I first met Catherine Reed some years back when we did a show together. It is one of my favorites because when I watched it over again, it was obvious that she was interviewing me as much as much as I was interviewing her, turning an interview into an actual conversation, which is so rarely achieved on television. Money spent on her CDs is money well spent.
Catherine Reed: Rising Star
Singer entertains Northwest Arkansas
Catherine Reed has a laugh which can dominate a room. She also has a talent which can completely seduce anyone fortunate enough to be exposed to her singing, whether it be live, a television appearance, or listening to her CD, Can You See It, released earlier this year.
Much of her work seems to arise as a result of her ongoing spiritual quest.
The Texas native has been singing since a child, spending a decade playing and singing backup in country bands, but her first love is acoustic music. Her particular idols have been Bonnie Raitt and James Taylor, though she also has high regard for Joni Mitchell and Tracy Chapman.
As a young girl, she had fantasies of becoming a member of the Carpenters duo.
Though quick to tell you of her musical favorites (particularly James Taylor), she is loathe to single out any musician or genre for criticism. “A true musician looks at everything, and finds something that they can learn from it,” she says. “A musician is constantly a student.”
After learning to play the keyboards, she joined several bands, receiving “on the job training” as she played in small bars and honky-tonks. As much she enjoyed playing with the bands, she felt stifled, almost like a factory worker doing the same work all the time. It was time for the world to meet Catherine Reed, singer and songwriter in her own right.
Guitar in hand, she began playing in restaurants, playing her favorite songs. She has found the response more than gratifying. Even so, she says that insecurity is a continual companion. “The only time I’m not nervous is when I realize I’m not in charge . . . if you are just a vessel, and you are doing it for a good reason, there is much more willingness to relax and enjoy what I’m doing.”
Writing songs since the mid-1970s, some time ago Reed began to look more closely at her efforts. Where she would often just “blurt out songs,” she came to feel she had to take responsibility for her work, saying that she feels she is “about being an example.”
Turning serious, she says, “It slowed my writing down, because all of a sudden I was taking responsibility for my words, and could I honestly live with what I was singing?
“As a writer or performer, there is always a spiritual side to our job.” She notes that much of mainstream society is also actively interested in spiritual matters.
Reed had long wanted to put out an album, but always managed to find an excuse for not going into the recording studio, even after many at her performances would ask her if she had tapes available.
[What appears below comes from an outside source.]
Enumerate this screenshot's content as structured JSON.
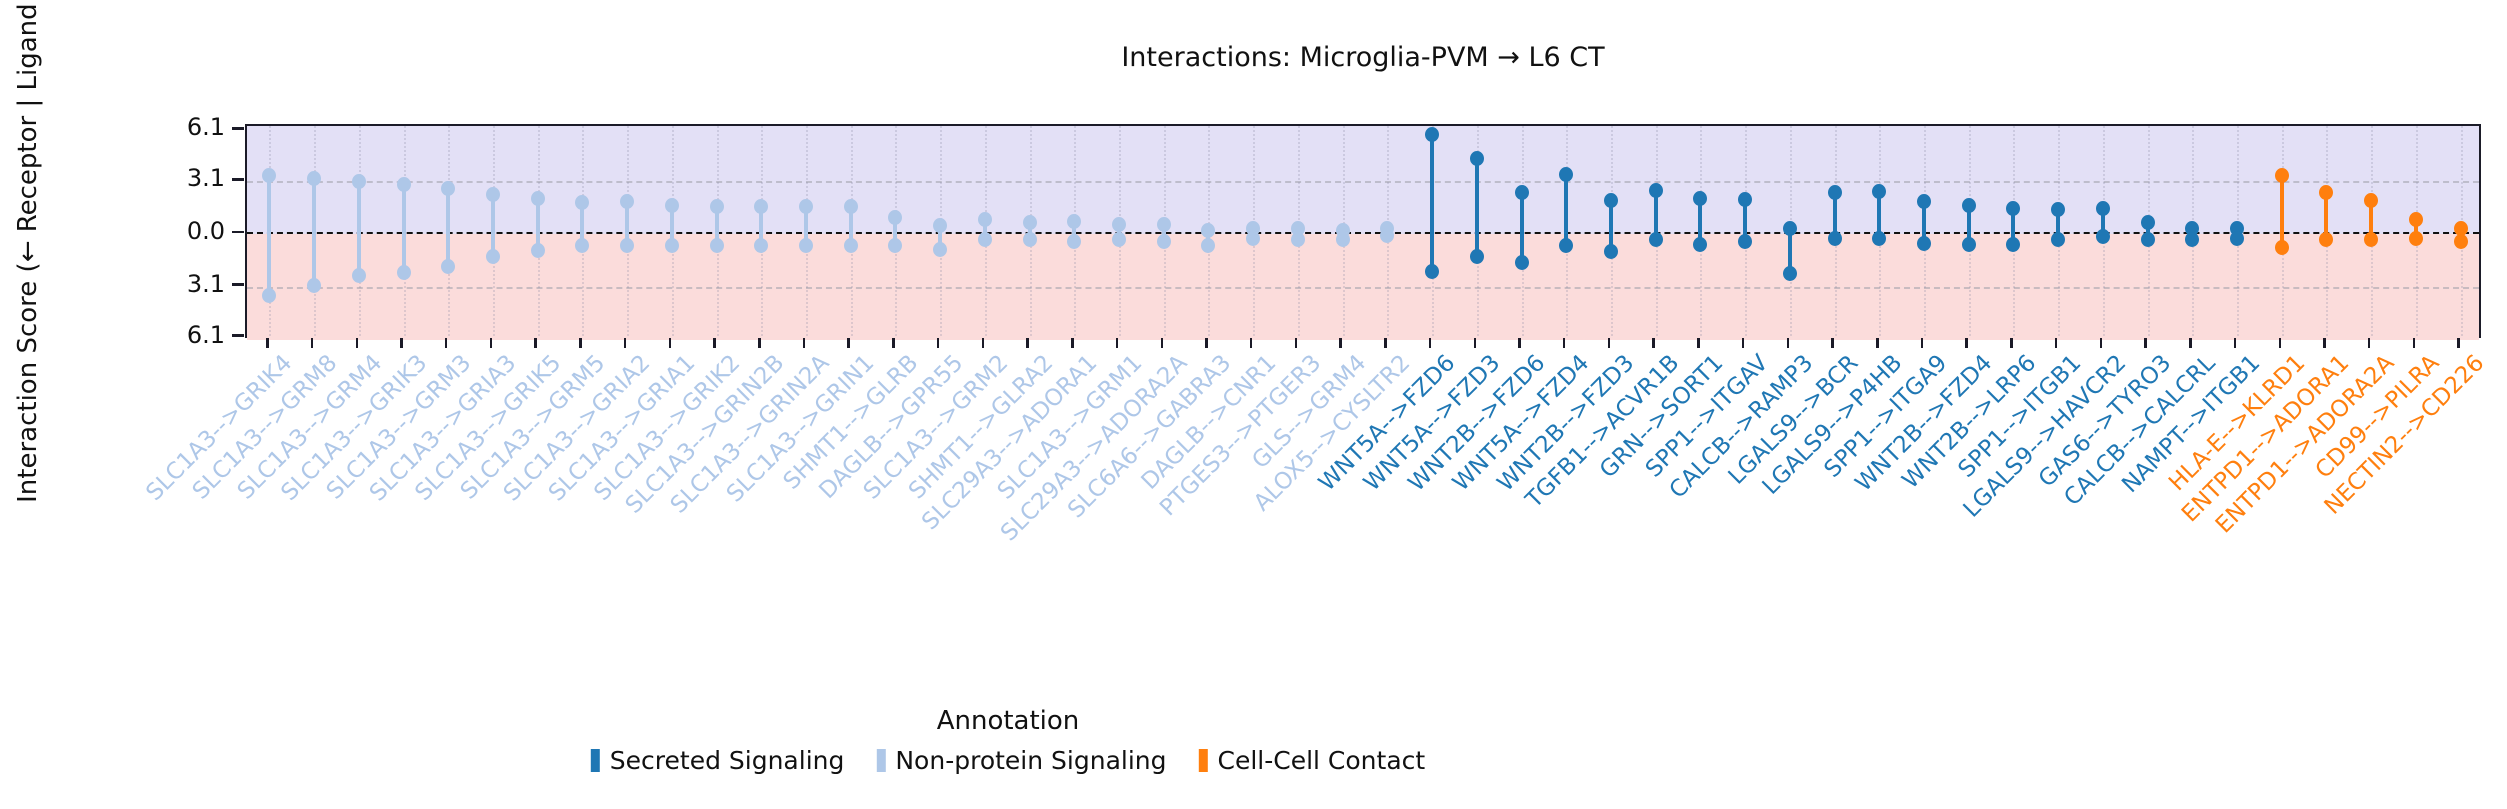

Finally, last year she embarked on the nine-month journey that would lead to Can You See It.
With the help of several seasoned producers (Eric Shabacker, Darren Novotny), and accompanied musically by Melody Ackerman she produced her CD, which has been available in several area stores. “I’ve learned that having a CD really aids your career. It is an indicator of accomplishment. Promo packages are great, but manufactured work for distribution or sales leaps over the fence for a lot of folks.
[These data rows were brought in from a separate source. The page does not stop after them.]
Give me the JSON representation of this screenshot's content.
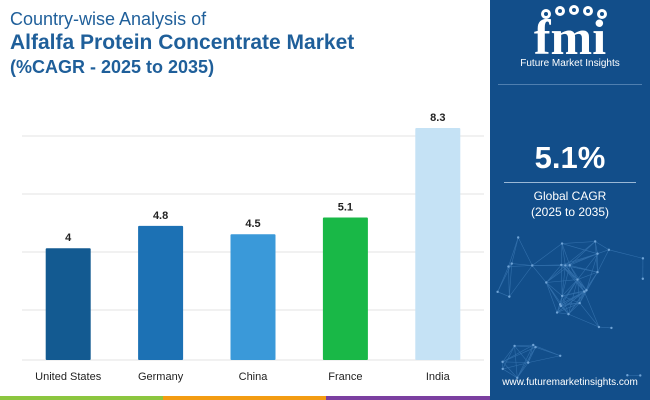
{
  "header": {
    "line1": "Country-wise Analysis of",
    "line2": "Alfalfa Protein Concentrate Market",
    "line3": "(%CAGR - 2025 to 2035)"
  },
  "chart_data": {
    "type": "bar",
    "categories": [
      "United States",
      "Germany",
      "China",
      "France",
      "India"
    ],
    "values": [
      4,
      4.8,
      4.5,
      5.1,
      8.3
    ],
    "data_labels": [
      "4",
      "4.8",
      "4.5",
      "5.1",
      "8.3"
    ],
    "bar_colors": [
      "#135a91",
      "#1c71b4",
      "#3a99d9",
      "#19b847",
      "#c5e2f5"
    ],
    "ylim": [
      0,
      8.3
    ],
    "grid": true,
    "title": "",
    "xlabel": "",
    "ylabel": ""
  },
  "panel": {
    "brand": "Future Market Insights",
    "cagr_value": "5.1%",
    "cagr_label": "Global CAGR",
    "cagr_period": "(2025 to 2035)",
    "website": "www.futuremarketinsights.com"
  },
  "colors": {
    "title": "#1f5f9a",
    "panel": "#124e8a",
    "accent_green": "#8cc63f",
    "accent_orange": "#f39c12",
    "accent_purple": "#7b3fa0"
  }
}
“I absolutely recommend it for those musicians still questioning the expense . . . it is income producing.”
Fayetteville audiences became accustomed to hearing Reed sing during Saturday brunch at Tuesday's Restaurant until it recently closed. Lately, she has appeared at Powerhouse in Fayetteville, and Fat Tuesdays's in Eureka Springs. Audiences have also been treated to another side of Reed's talent; she composed an improvisational instrumental piece for DanScape Movement Theater, which was well received at their dance performances.
Reed has also discovered a change in her own performances of late.
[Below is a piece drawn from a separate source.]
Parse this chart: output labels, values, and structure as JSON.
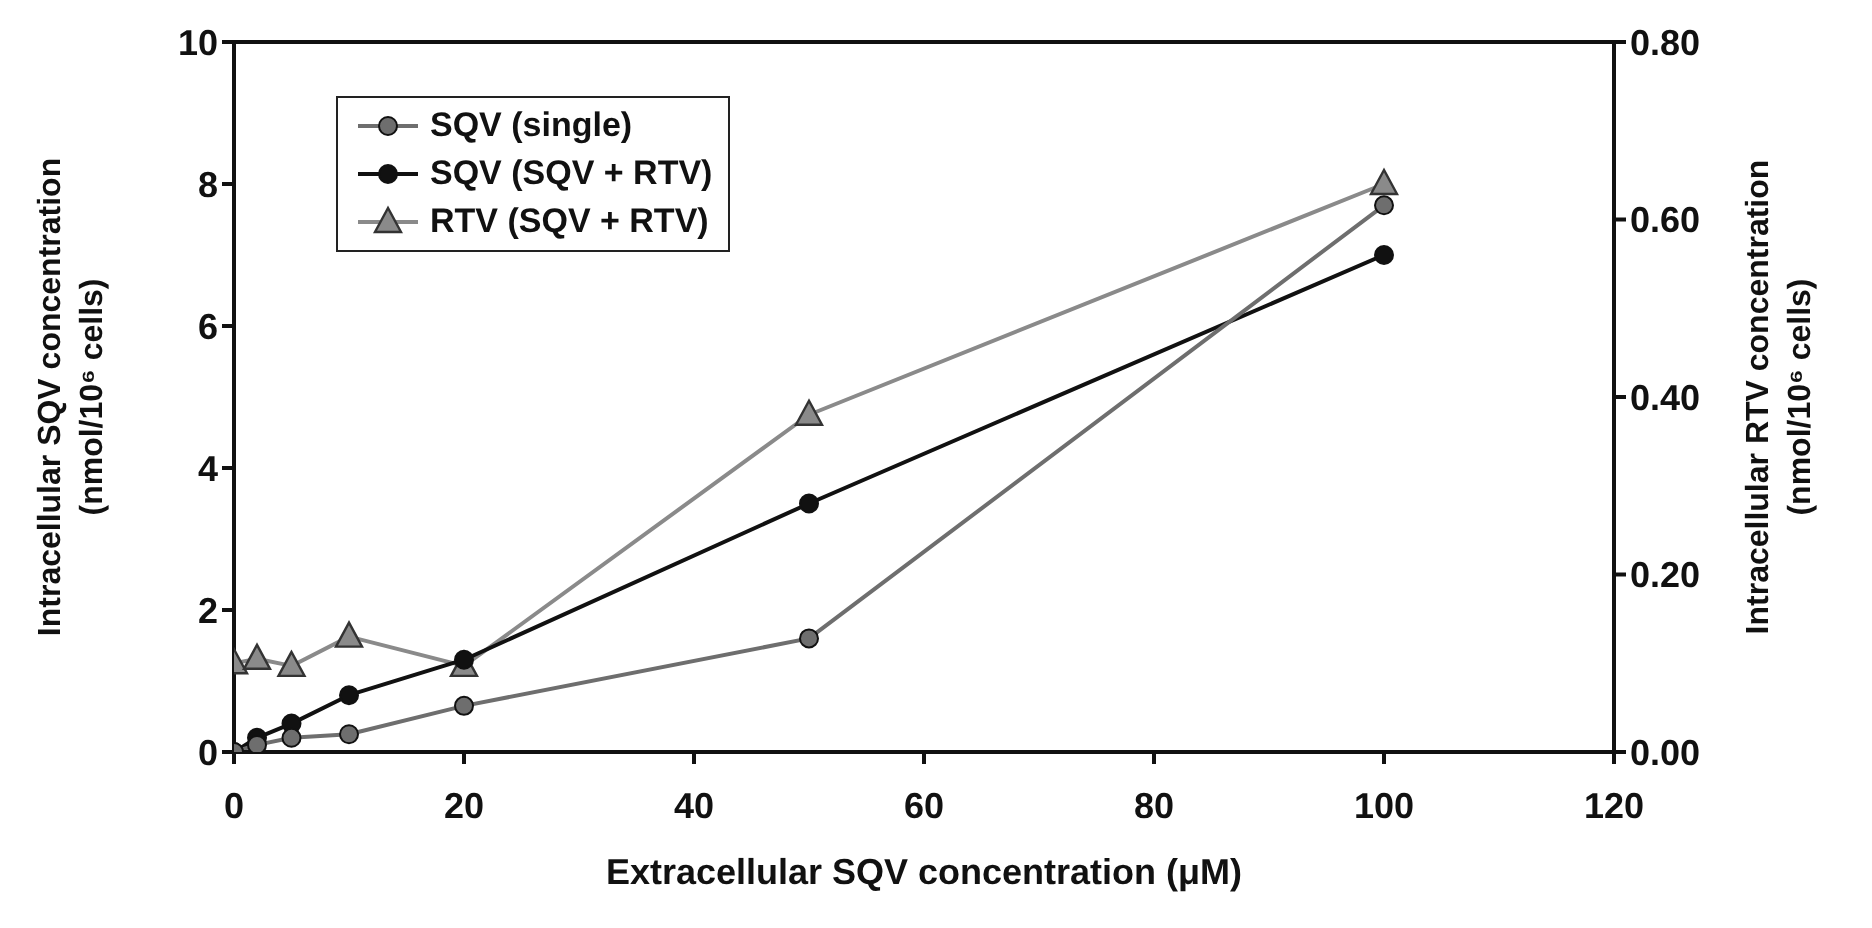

"I feel like I'm ‘showing up’ more in my performances and participating more with the audiences, the more inclusive the better. What's the common thread in the room that we can all be with? Whether you are gay or straight or young or old or male or female . . . I am developing more of that skill an artist ultimately should have, that ability to inspire similarity and oneness, as opposed to separateness and difference."
Reed has a new CD, Denim Angels, coming forth in the spring, and she is excited about it. “I've been taking a poll on what people like and want more of. They definitely want me to do more of ‘Joni Mitchell sounds’ in my material, and more originals, and they want me to play the piano on some songs. . . guess what? They want what I want.”
More audiences in Northwest Arkansas are discovering that the entertainer they want is Catherine Reed.